Background. Now-common ideas like “early adopters” and “viral marketing” grew from sociological studies of the diffusion of innovations.One of the most famous of these studies tracked how a then-new antibiotic, tetracycline, spread among doctors in four small cities in Illionis in the 1950s. In this lab, we will go back to that data to look at one of the crucial ideas, that of the innovation (prescribing tetracycline) “spreading” from person to person.
On the class website, you will find two data files, http://www.stat.cmu.edu/~ryantibs/statcomp-F15/labs/ckm_nodes.csv and http://www.stat.cmu.edu/~ryantibs/statcomp-F15/labs/ckm_network.dat. The former has information about each individual doctor in the four towns. The latter records which doctors knew each other.
Load the data in ckm_nodes.csv into a data frame, called ckm_nodes
. Check that it has 246 rows and 13 columns. Check that there are columns named city
and adoption_date
.
adoption_date
records the month in which the doctor began prescribing tetracycline, counting from November 1953. If the doctor did not begin prescribing it by month 17, i.e., February 1955, when the study ended, this is recorded as Inf
. If it’s not known when or if a doctor adopted tetracycline, their value is NA
. How many doctors began prescribing tetracycline in each month of the study? How many never prescribed? How many are NA
s?
Create a vector which records the index numbers of doctors for whom adoption_date
is not NA
. Check that this vector has length 125. Re-assign ckm_nodes
so it only contains those rows. (Do not drop rows if they have a value for adoption_date
but are NA
in some other column.) Use this cleaned version of ckm_nodes
for the rest of the lab.
Create plots of the number of doctors who began prescribing tetracycline each month versus time. (It is OK for the numbers on the x-axis to be numbers rather than formatted dates. Produce another plot of the total number of doctors prescribing tetracycline in each month. The curve for total adoptions should first rise rapidly and then level out around month 6.

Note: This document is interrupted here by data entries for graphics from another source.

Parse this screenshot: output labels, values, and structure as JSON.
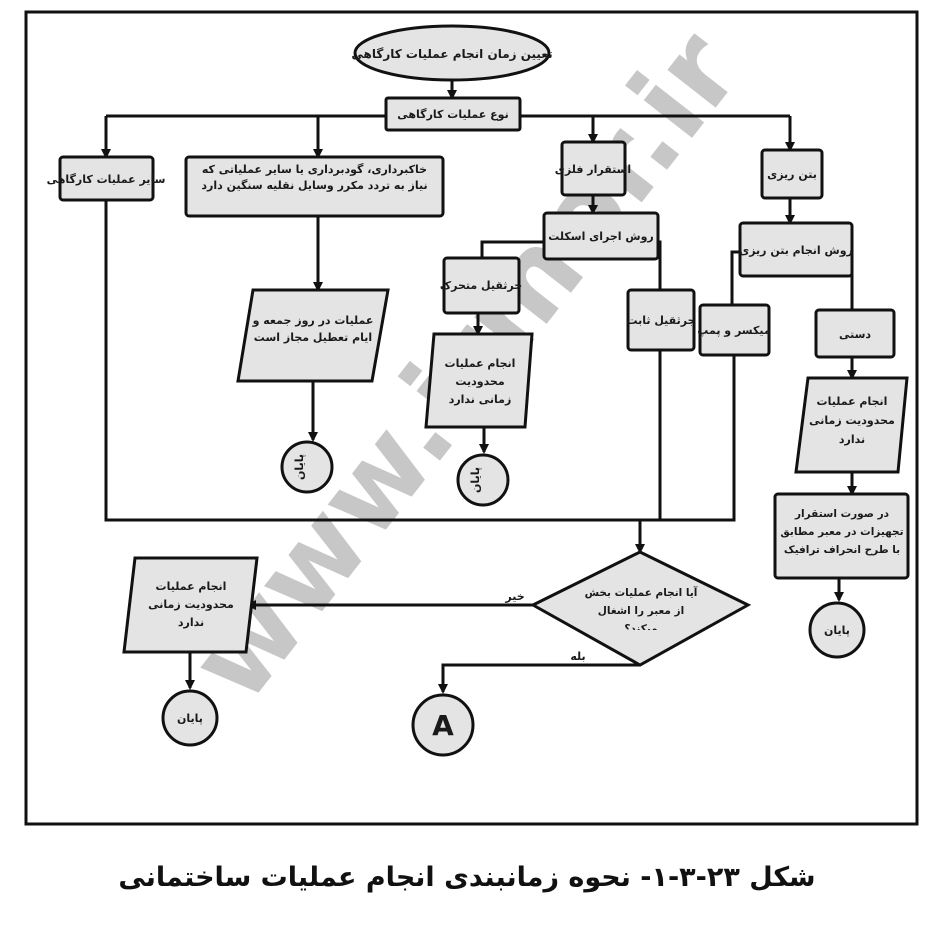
{
  "diagram": {
    "nodes": {
      "start": "تعیین زمان انجام عملیات کارگاهی",
      "op_type": "نوع عملیات کارگاهی",
      "other_ops": "سایر عملیات کارگاهی",
      "excavation": "خاکبرداری، گودبرداری یا سایر عملیاتی که نیاز به تردد مکرر وسایل نقلیه سنگین دارد",
      "erect": "استقرار فلزی",
      "concrete": "بتن ریزی",
      "erect_method": "روش اجرای اسکلت",
      "concrete_method": "روش انجام بتن ریزی",
      "mobile_crane": "جرثقیل متحرک",
      "fixed_crane": "جرثقیل ثابت",
      "mixer": "میکسر و پمپ",
      "manual": "دستی",
      "holiday_ops": "عملیات در روز جمعه و ایام تعطیل مجاز است",
      "no_limit_1": "انجام عملیات محدودیت زمانی ندارد",
      "no_limit_2": "انجام عملیات محدودیت زمانی ندارد",
      "traffic_signs": "در صورت استقرار تجهیزات در معبر مطابق با طرح انحراف ترافیک",
      "decision": "آیا انجام عملیات بخش از معبر را اشغال میکند؟",
      "no_limit_3": "انجام عملیات محدودیت زمانی ندارد",
      "end_1": "پایان",
      "end_2": "پایان",
      "end_3": "پایان",
      "end_4": "پایان",
      "connector_a": "A"
    },
    "edge_labels": {
      "no": "خیر",
      "yes": "بله"
    }
  },
  "watermark": "www.irmor.ir",
  "caption": "شکل ۲۳-۳-۱- نحوه زمانبندی انجام عملیات ساختمانی"
}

Create a Boolean vector which indicates, for each doctor, whether they had begun prescribing tetracycline by month 2. Convert it to a vector of index numbers. There should be 20 such doctors.

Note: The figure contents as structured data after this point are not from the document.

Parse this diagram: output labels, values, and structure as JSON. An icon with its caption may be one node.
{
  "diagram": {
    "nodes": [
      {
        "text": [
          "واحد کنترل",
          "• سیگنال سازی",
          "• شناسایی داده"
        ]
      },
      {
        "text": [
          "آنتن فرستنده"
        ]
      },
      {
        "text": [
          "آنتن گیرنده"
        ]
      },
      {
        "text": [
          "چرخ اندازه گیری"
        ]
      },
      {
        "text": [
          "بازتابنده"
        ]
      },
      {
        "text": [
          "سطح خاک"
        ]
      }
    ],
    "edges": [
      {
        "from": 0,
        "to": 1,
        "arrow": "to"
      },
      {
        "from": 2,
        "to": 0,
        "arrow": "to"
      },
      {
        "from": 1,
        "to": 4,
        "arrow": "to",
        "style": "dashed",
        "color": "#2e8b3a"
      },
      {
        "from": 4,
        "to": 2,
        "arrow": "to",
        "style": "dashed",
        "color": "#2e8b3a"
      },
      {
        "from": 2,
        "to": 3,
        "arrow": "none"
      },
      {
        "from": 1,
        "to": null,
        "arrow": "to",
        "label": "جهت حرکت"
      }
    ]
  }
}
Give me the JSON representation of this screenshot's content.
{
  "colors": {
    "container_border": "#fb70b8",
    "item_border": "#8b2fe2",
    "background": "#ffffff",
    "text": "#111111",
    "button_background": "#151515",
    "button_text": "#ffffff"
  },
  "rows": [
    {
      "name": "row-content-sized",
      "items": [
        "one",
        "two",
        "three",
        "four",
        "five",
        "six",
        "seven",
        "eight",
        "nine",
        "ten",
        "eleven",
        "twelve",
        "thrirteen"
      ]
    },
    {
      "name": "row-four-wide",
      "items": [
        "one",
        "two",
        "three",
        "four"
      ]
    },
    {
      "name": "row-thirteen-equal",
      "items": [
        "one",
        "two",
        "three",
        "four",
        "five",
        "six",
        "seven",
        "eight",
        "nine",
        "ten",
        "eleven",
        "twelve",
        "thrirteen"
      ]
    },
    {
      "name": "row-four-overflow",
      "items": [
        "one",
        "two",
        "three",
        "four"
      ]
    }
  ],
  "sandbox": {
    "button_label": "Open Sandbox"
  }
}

Create a Boolean vector which indicates, for each doctor, whether they began prescribing tetracycline after month 14, or never prescribed it. Convert it to a vector of index numbers. There should be 23 such doctors.
The file ckm_network.dat
contains a binary matrix; the entry in row \(i\), column \(j\) is 1 if doctor number \(i\) said that doctor \(j\) was a friend or close professional contact, and 0 otherwise. Load the file into R as ckm_network
, so that you have a square matrix which contains only 0s and 1s, of dimension 246 x 246. Drop the rows and columns corresponding to doctors with missing adoption_date
values. Check that the result has 125 rows and columns. Use this reduced matrix, and its row and column numbers, for the rest of the lab.

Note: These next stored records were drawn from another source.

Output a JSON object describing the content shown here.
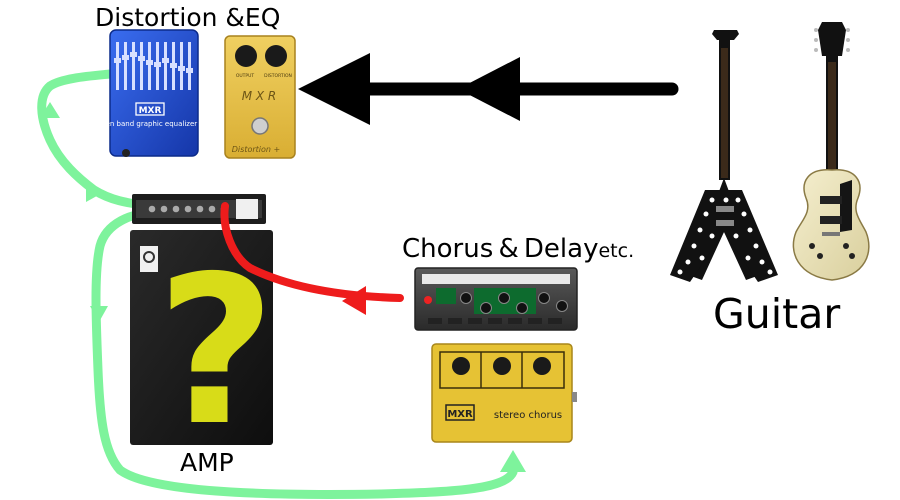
{
  "labels": {
    "distortion_eq": "Distortion  &EQ",
    "chorus_delay": "Chorus & Delay",
    "etc": "etc.",
    "amp": "AMP",
    "guitar": "Guitar"
  },
  "pedals": {
    "eq_brand": "MXR",
    "eq_text": "ten band graphic equalizer",
    "distortion_brand": "M X R",
    "distortion_text": "Distortion +",
    "distortion_knob_left": "OUTPUT",
    "distortion_knob_right": "DISTORTION",
    "chorus_brand": "MXR",
    "chorus_text": "stereo chorus"
  },
  "amp": {
    "mark": "?"
  },
  "colors": {
    "signal_guitar": "#000000",
    "signal_loop": "#7ef39c",
    "signal_fx": "#ee1c1c",
    "eq_pedal": "#1f4fd6",
    "distortion_pedal": "#e8c451",
    "chorus_pedal": "#e6c234",
    "question_mark": "#d8dc18",
    "cabinet": "#141414"
  }
}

Create a vector which stores the number of contacts each doctor has. Do not use a loop. Check that doctor number 41 had 3 contacts.
Create a Boolean vector which indicates, for each doctor, whether they were contacts of doctor number 37, and had begun prescribing tetracycline by month 5. Count the number of such doctors without converting the Boolean vector to a vector of indices. There should be 3 such doctors. What proportion of doctor 37’s friends do these 3 doctors represent?
The igraph
package is contains useful tools that will allow you to visualize the doctor network. Install the igraph
package with install.package()
, and then load it with library()
. Using igraph
, convert ckm_network
, called an “adjacency matrix” in graph theory, into a graph object, and plot it.
The original study was published as
James Coleman, Elihu Katz and Herbert Menzel, “The Diffusion of an Innovation Among Physicians” Sociometry 20 (1957): 253–270.
The files used here are taken from http://moreno.ss.uci.edu/data.html#ckm with some formatting changes. CKM actually measured three types of link among the doctors — friendship, general discussion, and asking for medical advice. To keep things simple, we are combining all three types of tie, and treating them as symmetric.